REPUBLIKA.CO.ID, SEOUL -- Seorang pria Korea Selatan meninggal akibat luka-lukanya pada Jumat (21/8), sembilan hari setelah membakar diri untuk memprotes perekrutan paksa Jepang terhadap para perempuan Korea Selatan yang dijadikan budak seks di rumah bordil militer selama Perang Dunia II.
Dokter yang mengobati Choi Hyun-Yul (81 tahun) mengatakan kondisinya memburuk dengan cepat karena keracunan darah. Choi ikut ambil bagian selama unjuk rasa oleh sekitar 1.000 demonstran di luar Kedutaan Besar Jepang di Seoul pada 12 Agustus lalu. Unjuk rasa dilakukan menjelang peringatan 70 tahun berakhirnya pendudukan pemerintahan Jepang atas Semenanjung Korea pada periode 1910-1945.

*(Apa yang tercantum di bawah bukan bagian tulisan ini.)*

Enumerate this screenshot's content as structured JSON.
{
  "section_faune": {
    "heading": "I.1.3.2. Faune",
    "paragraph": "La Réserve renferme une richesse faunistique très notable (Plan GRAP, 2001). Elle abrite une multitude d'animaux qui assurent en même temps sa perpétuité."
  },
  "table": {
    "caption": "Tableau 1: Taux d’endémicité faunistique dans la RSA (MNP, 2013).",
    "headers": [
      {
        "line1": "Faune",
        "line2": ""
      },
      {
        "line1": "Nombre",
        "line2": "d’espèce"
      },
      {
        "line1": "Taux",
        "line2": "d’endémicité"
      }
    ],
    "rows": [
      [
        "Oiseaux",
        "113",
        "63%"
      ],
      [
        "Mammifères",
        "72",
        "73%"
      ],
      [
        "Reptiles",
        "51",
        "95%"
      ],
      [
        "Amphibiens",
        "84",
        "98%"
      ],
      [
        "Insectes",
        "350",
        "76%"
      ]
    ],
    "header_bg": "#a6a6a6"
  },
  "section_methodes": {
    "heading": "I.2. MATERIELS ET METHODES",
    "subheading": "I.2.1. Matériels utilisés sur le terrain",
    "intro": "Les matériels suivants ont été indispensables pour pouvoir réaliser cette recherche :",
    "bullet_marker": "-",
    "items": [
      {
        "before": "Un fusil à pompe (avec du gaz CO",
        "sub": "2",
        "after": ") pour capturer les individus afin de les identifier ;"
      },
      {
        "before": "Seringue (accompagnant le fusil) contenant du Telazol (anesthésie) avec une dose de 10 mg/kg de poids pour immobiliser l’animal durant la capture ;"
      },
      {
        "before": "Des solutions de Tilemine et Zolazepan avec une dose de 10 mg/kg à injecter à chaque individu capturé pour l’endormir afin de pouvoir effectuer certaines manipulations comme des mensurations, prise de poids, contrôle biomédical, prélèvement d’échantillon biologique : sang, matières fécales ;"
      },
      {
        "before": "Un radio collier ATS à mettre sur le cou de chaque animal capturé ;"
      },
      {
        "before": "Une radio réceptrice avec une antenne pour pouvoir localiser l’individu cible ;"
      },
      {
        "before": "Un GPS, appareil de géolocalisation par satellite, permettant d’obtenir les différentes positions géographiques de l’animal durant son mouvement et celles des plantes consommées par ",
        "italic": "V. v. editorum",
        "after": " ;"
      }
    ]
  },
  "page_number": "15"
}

Choi telah rutin mengikuti protes bulanan di luar Kedutaan Besar Jepang menuntut penggantian rugi untuk yang disebut sebagai "wanita penghibur", isu yang sangat emosional di Korea Selatan di mana kurang dari 50 ribuan perempuan dipaksa menjadi pelacur.
Jepang mengatakan masalah tersebut telah diselesaikan pada 1965 lewat perjanjian bilateral yang memulihkan hubungan diplomatik antara kedua negara. Jepang membayar hibah atau pinjaman ke bekas koloninya itu sebesar 800 juta dolar AS.
Aksi bakar diri merupakan hal yang umum terjadi sebagai bentuk protes di Korea Selatan dan terutama selama gerakan pro-demokrasi pada 1980-an dan awal 1990-an, ketika sejumlah aktivis mahasiswa membakar diri selama demonstrasi publik.
Protes tersebut terakhir terjadi di luar Kedutaan Besar Jepang pada 2005, ketika seorang pria berusia 54 tahun membakar diri selama protesnya terkait klaim Jepang untuk menduduki salah satu pulau kecil yang dikendalikan oleh Korea Selatan di Laut Timur (Laut Jepang).